Particle number (left) and volume (right) EI size distributions for the total (top) and non-volatile fraction (bottom) measured at the high thrust condition behind the #3 engine. Points are geometric means and error bars are the geometric standard deviation (N = 4 and 6 for the High Sulfur Jet A and 50:50 Low Sulfur Jet A – HEFA blend, respectively). Solid lines are lognormal fits and the shaded area represents the difference between the two curves. The geometric mean diameter for each fit are denoted in the legend, while all fit parameters are given in the SOM.

We find that blending of traditional petroleum-based fuels with a HEFA biojet fuel significantly reduces the volatile and non-volatile particle emissions at real-world cruise conditions, with comparatively minor reductions in CO observed at one of the three engine thrust conditions. Despite these 2–3-fold emissions reductions, the soot particle number EIs remain in the range of ∼1014 kg-fuel−1; Kärcher et al. describe this condition as squarely within the soot-rich regime, where the number of contrail ice particles scales proportionally with the soot number EI and ambient and ultra-fine particles are unlikely to contribute meaningfully to contrail formation (4). Consequently, we expect the soot particle emissions reductions form biofuel blending to translate directly into reduced contrail ice crystal density.

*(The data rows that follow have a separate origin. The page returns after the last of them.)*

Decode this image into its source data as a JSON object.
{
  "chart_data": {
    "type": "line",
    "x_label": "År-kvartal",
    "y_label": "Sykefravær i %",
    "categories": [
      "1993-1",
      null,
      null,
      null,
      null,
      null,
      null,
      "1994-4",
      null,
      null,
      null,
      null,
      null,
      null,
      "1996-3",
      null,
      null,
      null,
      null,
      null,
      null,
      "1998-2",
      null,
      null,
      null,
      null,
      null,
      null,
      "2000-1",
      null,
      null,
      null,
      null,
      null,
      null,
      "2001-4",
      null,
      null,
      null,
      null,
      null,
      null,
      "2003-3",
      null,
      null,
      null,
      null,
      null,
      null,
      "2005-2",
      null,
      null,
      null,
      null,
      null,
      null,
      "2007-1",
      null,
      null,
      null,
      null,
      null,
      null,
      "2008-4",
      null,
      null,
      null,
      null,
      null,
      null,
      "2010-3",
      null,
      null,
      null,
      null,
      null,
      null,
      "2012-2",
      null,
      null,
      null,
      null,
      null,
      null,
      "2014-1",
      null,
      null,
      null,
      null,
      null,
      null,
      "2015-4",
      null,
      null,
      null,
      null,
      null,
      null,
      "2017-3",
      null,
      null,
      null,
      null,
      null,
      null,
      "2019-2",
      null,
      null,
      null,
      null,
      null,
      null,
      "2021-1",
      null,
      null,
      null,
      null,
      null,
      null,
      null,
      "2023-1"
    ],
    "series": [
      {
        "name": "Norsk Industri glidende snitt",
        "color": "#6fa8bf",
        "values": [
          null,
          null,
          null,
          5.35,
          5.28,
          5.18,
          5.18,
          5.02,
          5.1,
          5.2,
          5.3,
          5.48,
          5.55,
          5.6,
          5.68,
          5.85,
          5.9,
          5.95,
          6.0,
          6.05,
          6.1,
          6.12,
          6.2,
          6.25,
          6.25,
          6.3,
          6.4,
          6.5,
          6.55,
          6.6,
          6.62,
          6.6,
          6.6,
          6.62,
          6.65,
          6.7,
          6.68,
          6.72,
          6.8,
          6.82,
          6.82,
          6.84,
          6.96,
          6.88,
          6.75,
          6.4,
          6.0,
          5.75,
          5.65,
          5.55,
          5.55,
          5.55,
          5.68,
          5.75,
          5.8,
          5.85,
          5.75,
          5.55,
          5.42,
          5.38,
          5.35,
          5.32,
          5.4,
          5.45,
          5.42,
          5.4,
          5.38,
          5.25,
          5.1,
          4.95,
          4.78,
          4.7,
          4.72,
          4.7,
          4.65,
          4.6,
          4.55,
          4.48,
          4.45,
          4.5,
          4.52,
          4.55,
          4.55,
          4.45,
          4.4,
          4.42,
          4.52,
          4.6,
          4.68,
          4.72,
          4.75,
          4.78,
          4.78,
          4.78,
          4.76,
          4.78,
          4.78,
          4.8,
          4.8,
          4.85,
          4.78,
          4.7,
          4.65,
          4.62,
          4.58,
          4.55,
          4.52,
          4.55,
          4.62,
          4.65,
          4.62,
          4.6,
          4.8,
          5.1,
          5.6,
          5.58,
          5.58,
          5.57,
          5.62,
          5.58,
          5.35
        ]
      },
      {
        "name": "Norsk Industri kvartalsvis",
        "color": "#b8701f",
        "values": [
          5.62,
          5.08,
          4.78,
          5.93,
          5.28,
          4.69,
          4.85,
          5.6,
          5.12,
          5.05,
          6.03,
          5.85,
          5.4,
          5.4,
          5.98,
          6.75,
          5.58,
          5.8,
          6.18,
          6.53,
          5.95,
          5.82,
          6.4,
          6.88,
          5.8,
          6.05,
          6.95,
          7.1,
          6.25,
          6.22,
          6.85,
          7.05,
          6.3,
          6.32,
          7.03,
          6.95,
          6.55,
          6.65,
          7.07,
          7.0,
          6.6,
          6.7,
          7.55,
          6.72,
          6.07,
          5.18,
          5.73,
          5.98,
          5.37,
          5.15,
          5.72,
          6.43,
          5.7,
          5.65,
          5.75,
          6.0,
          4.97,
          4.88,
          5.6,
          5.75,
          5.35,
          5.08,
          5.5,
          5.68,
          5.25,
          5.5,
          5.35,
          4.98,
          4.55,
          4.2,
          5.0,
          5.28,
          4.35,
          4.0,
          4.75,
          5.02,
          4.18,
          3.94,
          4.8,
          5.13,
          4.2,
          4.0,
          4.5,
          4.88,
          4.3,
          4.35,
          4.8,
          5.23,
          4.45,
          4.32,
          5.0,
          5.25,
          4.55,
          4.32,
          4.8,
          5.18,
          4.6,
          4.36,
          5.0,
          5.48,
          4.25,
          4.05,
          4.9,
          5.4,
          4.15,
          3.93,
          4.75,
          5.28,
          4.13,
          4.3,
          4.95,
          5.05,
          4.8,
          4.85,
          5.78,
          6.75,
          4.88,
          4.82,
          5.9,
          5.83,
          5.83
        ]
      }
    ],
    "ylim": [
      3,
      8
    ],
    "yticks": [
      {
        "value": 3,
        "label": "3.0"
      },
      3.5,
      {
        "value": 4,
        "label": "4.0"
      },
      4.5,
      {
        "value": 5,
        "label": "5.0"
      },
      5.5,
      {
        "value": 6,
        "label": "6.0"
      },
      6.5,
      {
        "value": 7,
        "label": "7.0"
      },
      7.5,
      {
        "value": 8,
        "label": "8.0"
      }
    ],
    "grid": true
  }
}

Understanding the implications of these findings for future aviation effects on climate is challenging due to the complex interplay between direct climatic impacts of sulfate, nitrate, and BC soot emissions and their role in forming linear contrails and contrail-induced cirrus clouds. The direct radiative impacts of sulfate and nitrate aerosols are thought to be cooling, while BC, linear contrails, and contrail cirrus are thought to be warming (1). The FAA-sponsored Aviation Climate Change Research Initiative (ACCRI) recently evaluated the direct and indirect aviation effects on climate in an ensemble modeling study (6). They assumed a cruise-altitude BC mass EI of 30 mg kg-fuel−1 and a number EI of 2×1014 kg-fuel−1; these values are consistent with the observed EIs in this report for the medium-sulfur Jet A at a thrust setting between the medium and high thrust test conditions. For present-day conditions (based on year 2006 traffic data), they uncovered a weak direct global radiative forcing associated with aviation BC emissions (0.6–1.0 mW m−2) and stronger radiative forcings (and greater uncertainties) associated with sulfate and nitrate (−7.0 to −14.5 mW m−2 combined), linear contrails (2.9–11.3 mW m−2), and contrail cirrus (2.9–11.3 and 12.4–51.3 mW m−2). The regional forcing for the northern hemisphere is even greater, owing to the high density of air traffic north of the equator (6). Widespread adoption of biojet fuel blends with near-zero fuel sulfur and reduced aromatic species in the future will serve to decrease the minor direct warming associated with BC and the direct cooling associated with sulfate aerosols. It remains to be seen, however, if the reduced soot EIs and expected contrail ice density reduction translate into a meaningful change in the cloud forcing or lifetime. A critical first step is the determination of the number and size of engine exhaust particles at cruise conditions, for which data are non-existent for for engines burning biojet fuel blends and sparse even for conventional, petroleum-based fuels (4). This work provides the key aerosol microphysical parameters needed by transportation and climate modeling efforts to constrain future aviation impacts on the environment as the fleet transitions to toward widespread adoption of aviation biofuels.